Les militaires ont toujours eu la maîtrise du système GPS, ce qui explique notamment que l’armée américaine peut en tout temps interrompre le service si ses besoins l’exigent.

Pendant la guerre du Golfe, il est arrivé plusieurs fois que des systèmes civils greffés sur le GPS aient été interrompus car les opérations militaires en cours nécessitaient toute la ressource du système … ou une discrétion totale.

Cette maîtrise militaire explique également que personne aujourd’hui n’est capable d’affirmer avec précision la puissance exacte du système GPS. On sait que dans ses applications civiles, GPS permet une géo-localisation à quelques mètres près, mais il se murmure que le système est volontairement « castré » lorsqu’il s’agit d’applications civiles, seuls les militaires ayant accès à l’utilisation complète qui permettrait une géo-localisation beaucoup plus précise. Par définition, personne, sauf les haut-responsables américains, n’est en mesure de dire si cette rumeur relève du fantasme ou non.

Toujours est-il que l’Europe a très vite marqué sa volonté de créer son propre système, car si elle veut être à terme une puissance militaire et politique mondiale, elle ne pouvait accepter de dépendre du bon vouloir de l’armée américaine pour toutes ses opérations de géo-localisation.

Galileo a eu le don d’irriter au plus haut point les autorités américaines, qui n’ont officiellement pas compris pourquoi l’Europe se lançait dans un projet concurrent au GPS. Les Etats-Unis ont effectué un lobby extrêmement important pour tenter de freiner le projet, voire de le stopper.
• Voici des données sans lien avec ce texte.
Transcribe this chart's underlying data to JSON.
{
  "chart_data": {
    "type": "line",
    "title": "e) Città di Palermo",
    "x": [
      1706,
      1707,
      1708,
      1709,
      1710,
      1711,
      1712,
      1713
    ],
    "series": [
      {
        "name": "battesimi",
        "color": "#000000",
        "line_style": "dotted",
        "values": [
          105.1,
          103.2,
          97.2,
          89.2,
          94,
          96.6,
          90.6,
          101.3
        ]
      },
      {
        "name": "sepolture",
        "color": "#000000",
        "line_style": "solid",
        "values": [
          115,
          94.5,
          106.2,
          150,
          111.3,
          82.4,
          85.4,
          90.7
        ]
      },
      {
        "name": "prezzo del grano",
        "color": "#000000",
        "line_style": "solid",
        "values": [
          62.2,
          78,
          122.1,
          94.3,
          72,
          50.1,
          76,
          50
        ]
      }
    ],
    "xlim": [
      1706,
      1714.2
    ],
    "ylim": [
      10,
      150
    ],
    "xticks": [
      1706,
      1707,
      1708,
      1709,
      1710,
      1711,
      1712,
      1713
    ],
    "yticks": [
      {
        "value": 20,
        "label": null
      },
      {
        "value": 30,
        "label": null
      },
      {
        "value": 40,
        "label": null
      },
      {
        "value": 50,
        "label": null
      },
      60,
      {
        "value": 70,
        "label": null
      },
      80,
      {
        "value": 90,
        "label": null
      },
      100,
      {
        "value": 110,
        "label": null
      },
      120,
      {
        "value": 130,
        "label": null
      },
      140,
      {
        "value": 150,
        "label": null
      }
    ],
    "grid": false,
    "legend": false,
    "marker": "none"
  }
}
Ils ont ainsi pris contact avec plusieurs états européens qui, lors des discussions qui se sont tenues il y a quelques années, ont parfois menacé de bloquer l’ensemble du projet.

Conséquence du caractère civil de Galileo, sa précision est connue : 3 à 4 mètres en application standard (10 mètres por le GPS), et moins d’un mètre en application premium (applications payantes, services de secours, etc.)

Galileo et GPS sont heureusement compatibles

Heureusement, malgré l’opposition américaine, les systèmes sont compatibles : en utilisation combinée, l’utilisateur ne sait pas si son système accroche un satellite GPS ou un satellite Galileo (sauf en termes de précision de la géolocalisation, à moins que les américains augmentent un peu celle du GPS en version civile), et le système est capable de changer de l’un à l’autre sans qu’on s’en rende compte.

A quoi servira tout ce système ?

Les applications sont innombrables.

Outre les systèmes désormais classiques, tel les GPS qui équipent de plus en plus de véhicules pour aider la navigation, on songe à des applications industrielles dans les transports, les télécommunications, l’agriculture et la pêche : migration des troupeaux, gestion des jachères, gestion des trafics dans les villes surchargées, surveillance des pollutions, etc. Les conteneurs qui traversent le monde seraient localisables à chaque instant, tout comme les bateaux, les véhicules, et en réalité tout ce qui bouge.

On peut même imaginer un système dans lequel les autobus des services public seraient géo-localisés en permanence, les utilisateurs recevant un SMS, en fonction de l’endroit où ils se trouvent, les avertissant du passage dans X minutes à l’arrêt le plus proche, avec un message les guidant jusqu’à cet arrêt.

Les services de secours sont également des gros consommateurs, car il leur arrive souvent de recevoir des appels de détresse sans que la personne ne soit en état de donner avec précision sa situation géographique.

Bien entendu, les applications militaires sont aussi nombreuses, à commencer par le guidage des militaires lors d’opérations, ou le pilotage des avions sans pilote et des missiles.